UK living standard to fall 7%, destroy 8 years’ growth

The Office for Budget Responsibility (OBR), a UK government agency, has forecast that living standards in the UK will fall 7% over two years, wiping out eight years of growth.

As UK finance minister Jeremy Hunt unveiled his Autumn budget statement, the OBR predicted: “In the UK, CPI inflation is set to peak at a 40-year high of 11 per cent in the current quarter, and the peak would have been a further 2½ percentage points higher without the energy price guarantee (EPG) limiting a typical household’s annualised energy bill to £2,500 this winter and £3,000 next winter.

“Rising prices erode real wages and reduce living standards by 7 per cent in total over the two financial years to 2023-24 (wiping out the previous eight years’ growth), despite over £100 billion of additional government support.

“The squeeze on real incomes, rise in interest rates, and fall in house prices all weigh on consumption and investment, tipping the economy into a recession lasting just over a year from the third quarter of 2022, with a peak-to-trough fall in GDP of 2 per cent.

“Unemployment rises by 505,000 from 3.5 per cent to peak at 4.9 per cent in the third quarter of 2024.”

The OBR said over £100 billion of additional fiscal support over the next two years will cushion the blow of higher energy prices – but the UK economy will still fall into recession.

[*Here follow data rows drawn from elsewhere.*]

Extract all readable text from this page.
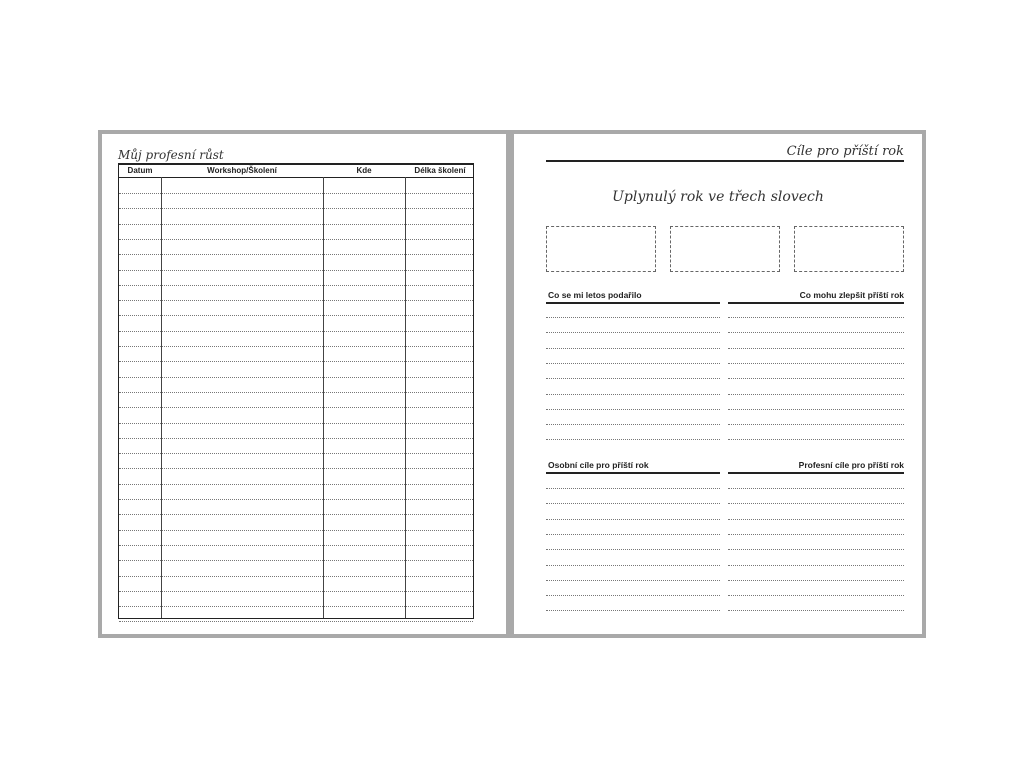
Můj profesní růst
Datum	Workshop/Školení	Kde	Délka školení
Cíle pro příští rok
Uplynulý rok ve třech slovech
Co se mi letos podařilo	Co mohu zlepšit příští rok
Osobní cíle pro příští rok	Profesní cíle pro příští rok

“Over the medium term, around £40 billion in tax rises and spending cuts – in roughly equal measure – offsets higher debt interest and welfare costs and gets debt falling as a share of GDP,” predicted the OBR.

“But at 99 per cent of GDP at the forecast horizon, debt is roughly £400 billion higher than forecast in March and interest costs close to historic highs.”

The OBR added: “The medium-term fiscal outlook has materially worsened since our March forecast due to a weaker economy, higher interest rates, and higher inflation …

“Fiscal policy has been characterised by a high degree of uncertainty since March, first increasing and then reducing the medium-term deficit.”